Stocks

ASML vs. TSMC: Choosing the Best AI Stock for 2025

Published January 12, 2025

The surge in interest surrounding artificial intelligence (AI) stocks has drawn many investors into the market. With the promising potential for substantial returns, the increasing values of some AI-related companies can make it difficult for investors to assess their return prospects.

In the midst of this focus, it is easy for investors to overlook two companies that are crucial for producing the hardware essential to AI: ASML and Taiwan Semiconductor (TSMC). Each company has a distinct yet critical role in the chip manufacturing ecosystem, and while they rely on each other to some extent, one stands out as likely to provide greater returns.

The State of Two Businesses

Of the two, ASML has a marked advantage due to its foundational technology. It has essentially held a monopoly on extreme ultraviolet (EUV) lithography, which is vital for producing some of the world's most advanced chips.

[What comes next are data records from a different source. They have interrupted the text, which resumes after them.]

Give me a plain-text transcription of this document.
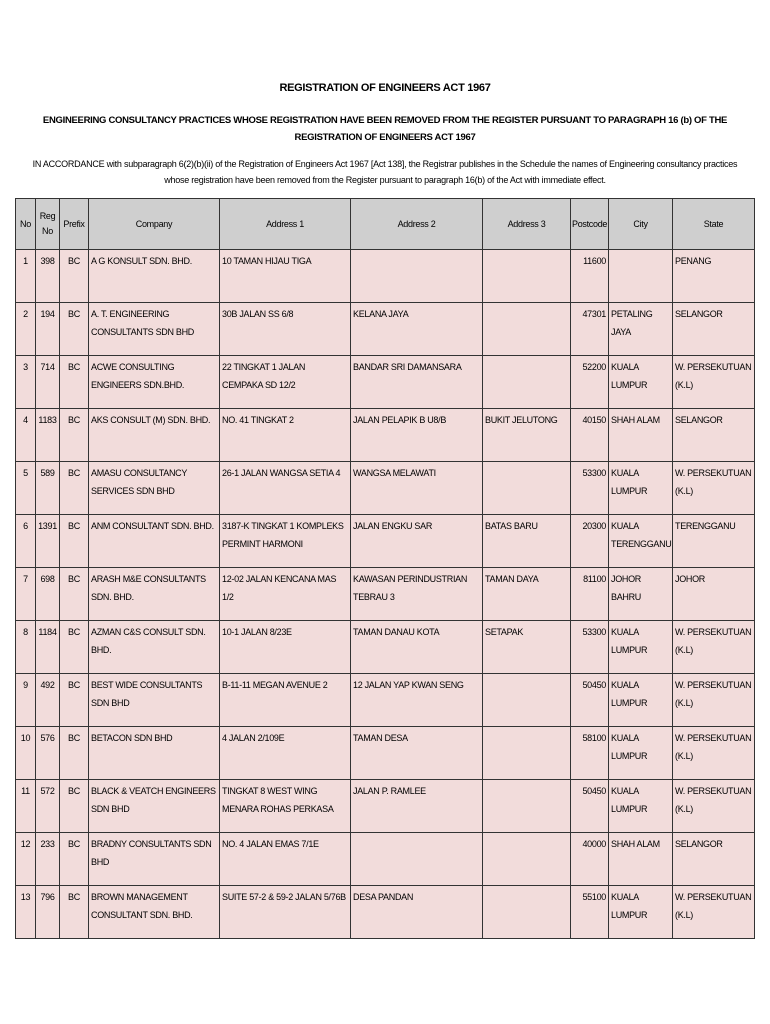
REGISTRATION OF ENGINEERS ACT 1967
ENGINEERING CONSULTANCY PRACTICES WHOSE REGISTRATION HAVE BEEN REMOVED FROM THE REGISTER PURSUANT TO PARAGRAPH 16 (b) OF THE REGISTRATION OF ENGINEERS ACT 1967
IN ACCORDANCE with subparagraph 6(2)(b)(ii) of the Registration of Engineers Act 1967 [Act 138], the Registrar publishes in the Schedule the names of Engineering consultancy practices whose registration have been removed from the Register pursuant to paragraph 16(b) of the Act with immediate effect.
No	Reg No	Prefix	Company	Address 1	Address 2	Address 3	Postcode	City	State
1	398	BC	A G KONSULT SDN. BHD.	10 TAMAN HIJAU TIGA			11600		PENANG
2	194	BC	A. T. ENGINEERING CONSULTANTS SDN BHD	30B JALAN SS 6/8	KELANA JAYA		47301	PETALING JAYA	SELANGOR
3	714	BC	ACWE CONSULTING ENGINEERS SDN.BHD.	22 TINGKAT 1 JALAN CEMPAKA SD 12/2	BANDAR SRI DAMANSARA		52200	KUALA LUMPUR	W. PERSEKUTUAN (K.L)
4	1183	BC	AKS CONSULT (M) SDN. BHD.	NO. 41 TINGKAT 2	JALAN PELAPIK B U8/B	BUKIT JELUTONG	40150	SHAH ALAM	SELANGOR
5	589	BC	AMASU CONSULTANCY SERVICES SDN BHD	26-1 JALAN WANGSA SETIA 4	WANGSA MELAWATI		53300	KUALA LUMPUR	W. PERSEKUTUAN (K.L)
6	1391	BC	ANM CONSULTANT SDN. BHD.	3187-K TINGKAT 1 KOMPLEKS PERMINT HARMONI	JALAN ENGKU SAR	BATAS BARU	20300	KUALA TERENGGANU	TERENGGANU
7	698	BC	ARASH M&E CONSULTANTS SDN. BHD.	12-02 JALAN KENCANA MAS 1/2	KAWASAN PERINDUSTRIAN TEBRAU 3	TAMAN DAYA	81100	JOHOR BAHRU	JOHOR
8	1184	BC	AZMAN C&S CONSULT SDN. BHD.	10-1 JALAN 8/23E	TAMAN DANAU KOTA	SETAPAK	53300	KUALA LUMPUR	W. PERSEKUTUAN (K.L)
9	492	BC	BEST WIDE CONSULTANTS SDN BHD	B-11-11 MEGAN AVENUE 2	12 JALAN YAP KWAN SENG		50450	KUALA LUMPUR	W. PERSEKUTUAN (K.L)
10	576	BC	BETACON SDN BHD	4 JALAN 2/109E	TAMAN DESA		58100	KUALA LUMPUR	W. PERSEKUTUAN (K.L)
11	572	BC	BLACK & VEATCH ENGINEERS SDN BHD	TINGKAT 8 WEST WING MENARA ROHAS PERKASA	JALAN P. RAMLEE		50450	KUALA LUMPUR	W. PERSEKUTUAN (K.L)
12	233	BC	BRADNY CONSULTANTS SDN BHD	NO. 4 JALAN EMAS 7/1E			40000	SHAH ALAM	SELANGOR
13	796	BC	BROWN MANAGEMENT CONSULTANT SDN. BHD.	SUITE 57-2 & 59-2 JALAN 5/76B	DESA PANDAN		55100	KUALA LUMPUR	W. PERSEKUTUAN (K.L)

Recently, researchers in Japan announced advancements that could simplify EUV lithography, potentially allowing companies like Nikon and Canon to enter ASML's territory with their expertise in deep ultraviolet (DUV) lithography. However, until significant alternatives are readily available, ASML is expected to retain its dominant position.

This dominance means TSMC must rely on ASML for the equipment necessary to manufacture cutting-edge chips. TSMC collaborates with industry giants like Nvidia, AMD, and Qualcomm to develop the chips needed for various applications.

While TSMC does face competition from players such as Samsung and Intel, it has established a significant technical lead in chip production, dominating 62% of the foundry market as reported by TrendForce. This dominance renders TSMC indispensable, even amid geopolitical pressures pushing for a shift of chip production closer to North America and Europe.

Comparing the Financials

Both ASML and TSMC have the potential to outperform the market in the long run, thanks to their positions in the semiconductor market, particularly for AI applications. However, assessing which company is better positioned for future gains largely comes down to their financial performance.

In the first three quarters of 2024, ASML reported revenue of €19 billion (approximately $19.6 billion), marking a yearly decline of 6%. Analysts attribute this drop to weakening demand from China, which has impacted ASML's net income as well, reducing it to €4.9 billion ($5.0 billion) compared to €5.8 billion during the same period last year.

On the other hand, TSMC continues to experience growth, with revenue amounting to $63 billion in the first nine months of the year, a 32% year-over-year increase. TSMC's expenses have remained proportional to its revenue growth, resulting in a comprehensive income of $26 billion, which is a 33% increase year-over-year.

The disparity in financial performance means TSMC significantly outperformed ASML over the past year.

Despite these contrasting returns, ASML sports a higher P/E ratio of 39 compared to TSMC's 33. Investors should take into account the valuation history for both companies. ASML's average P/E ratio over the last five years has been 43, making its current valuation appear relatively cheaper. In contrast, TSMC's average P/E of 24 indicates that its stock could see a decline if market conditions deteriorate.

ASML or TSMC?

Indeed, making a decision based on average valuations between these AI stocks proves challenging, but many analysts believe TSMC is more likely to yield better returns.

The fact that TSMC relies on ASML more than the reverse actually bodes well for ASML. However, TSMC's fluctuating revenue suggests that ASML may be priced lower for a reason.

Investing in TSMC despite its higher-than-average earnings multiple presents risks; however, a 33 P/E ratio is comparatively low for an AI-focused company. Moreover, the ongoing AI boom stands to benefit TSMC with accelerating revenue and earnings growth, making the relative premium on its valuation less daunting for investors and likely leading to superior returns down the line.